To serve a linguistically diverse market, Reliance Intelligence is building multilingual services across 22 Indian languages. A new suite of applications targets key sectors:

  • JioBharatIQ — a consumer-facing assistant for everyday tasks.
  • AI Vyapar — tools for merchants and MSMEs to digitize and automate operations.
  • JioHealthIQ — AI services for healthcare workflows.
  • JioLearnIQ — education support and personalized learning.
  • JioKrishiIQ — advisory and analytics for agriculture.

Consumer features: AI built into the Jio network

A new AI-powered call assistant will be embedded directly in the Jio network. Activated with the “Hey Jio” command, it can transcribe calls in real time, generate summaries, identify speakers, and execute tasks—such as booking cabs or ordering food—while the call is in progress. Reliance expects to roll this out to more than 500 million users later this year.

The MyJio app is also being reimagined as a conversational personal assistant capable of handling roaming pack selection, eSIM activation, and support queries. Reliance emphasized user consent controls and robust payment authorization safeguards as core design principles.

AI woven across Reliance businesses

  • Jio: AI-native network management to improve reliability and drive operational efficiency.
  • Reliance Retail: AI-led merchandising and supply chain optimization to sharpen demand forecasting and inventory turns.
  • JioStar: multilingual content creation assistance to accelerate production workflows.
  • Oil-to-chemicals: AI-driven process optimization to improve yields and reduce energy consumption.

Driving down AI costs—at national scale

Ambani drew a parallel to Jio’s role in making mobile data affordable, pledging that Reliance Intelligence will similarly reset AI economics in India by the end of this decade. The goal: deliver enterprise-grade capabilities at dramatically lower total cost, enabled by hyperscale compute, energy-efficient infrastructure, and a services layer tuned for Indian use cases.

Talent, startups, and research collaborations

Beyond infrastructure, Reliance is investing in AI talent pipelines, startup ecosystems, and partnerships with Indian universities and research institutions. The company positions this as a flywheel: homegrown research feeding open and proprietary models, which in turn power developer tools, enterprise platforms, and consumer services—all anchored in India’s data and regulatory landscape.
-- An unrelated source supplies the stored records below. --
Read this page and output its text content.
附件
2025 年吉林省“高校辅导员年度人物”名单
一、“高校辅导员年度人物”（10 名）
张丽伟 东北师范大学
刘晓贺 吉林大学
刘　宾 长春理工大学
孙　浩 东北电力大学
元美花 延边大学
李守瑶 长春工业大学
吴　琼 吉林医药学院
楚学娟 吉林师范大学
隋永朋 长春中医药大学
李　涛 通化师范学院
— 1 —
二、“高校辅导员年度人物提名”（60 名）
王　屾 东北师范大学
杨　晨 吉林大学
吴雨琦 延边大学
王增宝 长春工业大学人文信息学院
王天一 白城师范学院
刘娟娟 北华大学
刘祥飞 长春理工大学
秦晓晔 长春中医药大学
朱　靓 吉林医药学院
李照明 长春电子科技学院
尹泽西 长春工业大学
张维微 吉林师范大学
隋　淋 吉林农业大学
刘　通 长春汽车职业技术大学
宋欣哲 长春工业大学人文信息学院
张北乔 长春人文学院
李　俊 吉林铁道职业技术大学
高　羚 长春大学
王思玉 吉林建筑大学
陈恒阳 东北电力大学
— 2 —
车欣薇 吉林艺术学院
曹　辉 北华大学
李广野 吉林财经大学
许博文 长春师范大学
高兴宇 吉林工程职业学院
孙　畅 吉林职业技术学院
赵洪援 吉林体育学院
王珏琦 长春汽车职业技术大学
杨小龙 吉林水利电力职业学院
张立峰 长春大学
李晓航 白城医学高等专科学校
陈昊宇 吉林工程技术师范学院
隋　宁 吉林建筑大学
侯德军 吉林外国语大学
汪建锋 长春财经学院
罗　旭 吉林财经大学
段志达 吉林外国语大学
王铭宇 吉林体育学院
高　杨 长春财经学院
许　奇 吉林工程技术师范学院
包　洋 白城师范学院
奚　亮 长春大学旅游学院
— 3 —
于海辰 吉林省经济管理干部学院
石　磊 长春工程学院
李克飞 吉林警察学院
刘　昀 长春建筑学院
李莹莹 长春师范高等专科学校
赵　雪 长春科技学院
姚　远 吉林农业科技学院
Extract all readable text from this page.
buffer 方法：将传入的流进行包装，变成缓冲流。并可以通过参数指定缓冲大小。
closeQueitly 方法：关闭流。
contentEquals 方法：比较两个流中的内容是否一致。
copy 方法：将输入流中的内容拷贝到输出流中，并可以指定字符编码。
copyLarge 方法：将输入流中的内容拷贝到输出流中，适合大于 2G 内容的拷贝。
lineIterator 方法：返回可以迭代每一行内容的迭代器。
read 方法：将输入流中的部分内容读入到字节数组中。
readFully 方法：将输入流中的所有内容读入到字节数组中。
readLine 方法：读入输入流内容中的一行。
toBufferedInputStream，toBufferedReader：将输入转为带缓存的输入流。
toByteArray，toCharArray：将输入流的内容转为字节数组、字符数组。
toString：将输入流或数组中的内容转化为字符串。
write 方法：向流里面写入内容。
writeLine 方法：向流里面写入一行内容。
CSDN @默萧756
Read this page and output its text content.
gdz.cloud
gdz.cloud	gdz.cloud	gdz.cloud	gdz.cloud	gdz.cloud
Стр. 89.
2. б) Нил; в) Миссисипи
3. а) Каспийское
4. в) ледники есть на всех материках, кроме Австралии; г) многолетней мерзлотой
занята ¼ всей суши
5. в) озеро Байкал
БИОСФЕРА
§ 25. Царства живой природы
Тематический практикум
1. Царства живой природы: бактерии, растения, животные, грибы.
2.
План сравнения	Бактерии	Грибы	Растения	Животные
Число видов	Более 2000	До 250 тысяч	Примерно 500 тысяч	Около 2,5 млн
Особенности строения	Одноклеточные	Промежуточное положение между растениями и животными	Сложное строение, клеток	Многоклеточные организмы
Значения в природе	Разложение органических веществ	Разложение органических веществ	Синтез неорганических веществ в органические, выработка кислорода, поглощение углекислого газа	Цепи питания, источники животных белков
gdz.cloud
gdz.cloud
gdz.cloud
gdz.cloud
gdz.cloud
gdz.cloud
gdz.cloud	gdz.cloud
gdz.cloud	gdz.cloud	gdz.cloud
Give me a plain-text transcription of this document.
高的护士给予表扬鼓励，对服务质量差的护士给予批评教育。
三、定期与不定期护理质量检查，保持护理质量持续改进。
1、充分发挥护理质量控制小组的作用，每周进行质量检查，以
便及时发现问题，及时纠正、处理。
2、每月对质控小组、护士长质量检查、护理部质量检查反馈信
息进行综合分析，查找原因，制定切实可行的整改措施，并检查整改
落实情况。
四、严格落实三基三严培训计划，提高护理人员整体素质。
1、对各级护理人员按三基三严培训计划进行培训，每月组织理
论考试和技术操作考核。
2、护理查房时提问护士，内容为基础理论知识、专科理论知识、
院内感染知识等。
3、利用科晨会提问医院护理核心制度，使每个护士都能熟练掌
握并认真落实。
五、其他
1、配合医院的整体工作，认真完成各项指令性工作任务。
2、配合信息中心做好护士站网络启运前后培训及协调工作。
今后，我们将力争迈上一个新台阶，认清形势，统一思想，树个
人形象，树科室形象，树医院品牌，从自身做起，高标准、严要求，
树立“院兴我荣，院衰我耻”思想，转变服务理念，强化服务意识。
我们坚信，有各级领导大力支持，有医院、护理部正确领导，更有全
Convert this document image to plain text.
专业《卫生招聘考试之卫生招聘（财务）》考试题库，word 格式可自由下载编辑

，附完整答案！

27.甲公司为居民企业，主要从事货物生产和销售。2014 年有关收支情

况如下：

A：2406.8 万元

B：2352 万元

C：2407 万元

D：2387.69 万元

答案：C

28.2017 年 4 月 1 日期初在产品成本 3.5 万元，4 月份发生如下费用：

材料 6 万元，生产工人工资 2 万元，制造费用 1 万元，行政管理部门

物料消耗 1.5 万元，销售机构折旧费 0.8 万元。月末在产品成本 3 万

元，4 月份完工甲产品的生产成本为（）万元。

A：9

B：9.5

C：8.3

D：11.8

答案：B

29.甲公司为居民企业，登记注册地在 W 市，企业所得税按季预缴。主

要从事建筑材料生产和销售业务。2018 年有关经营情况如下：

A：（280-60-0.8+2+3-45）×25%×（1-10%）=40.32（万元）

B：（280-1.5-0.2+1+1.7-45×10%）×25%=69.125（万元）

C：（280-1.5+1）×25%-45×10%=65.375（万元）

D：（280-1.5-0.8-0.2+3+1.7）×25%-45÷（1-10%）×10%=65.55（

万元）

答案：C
From blueprint to build-out

Reliance Intelligence has moved from planning to execution, with Jamnagar as the launchpad for a sovereign AI platform serving consumers, enterprises, and governments. If delivered on schedule, the 120 MW milestone by 2026, the ramp to more than 200,000 H100‑equivalent GPUs, and the rollout of network-native AI services could materially change India’s AI adoption curve—and help shift the country from AI user to AI producer, at global scale.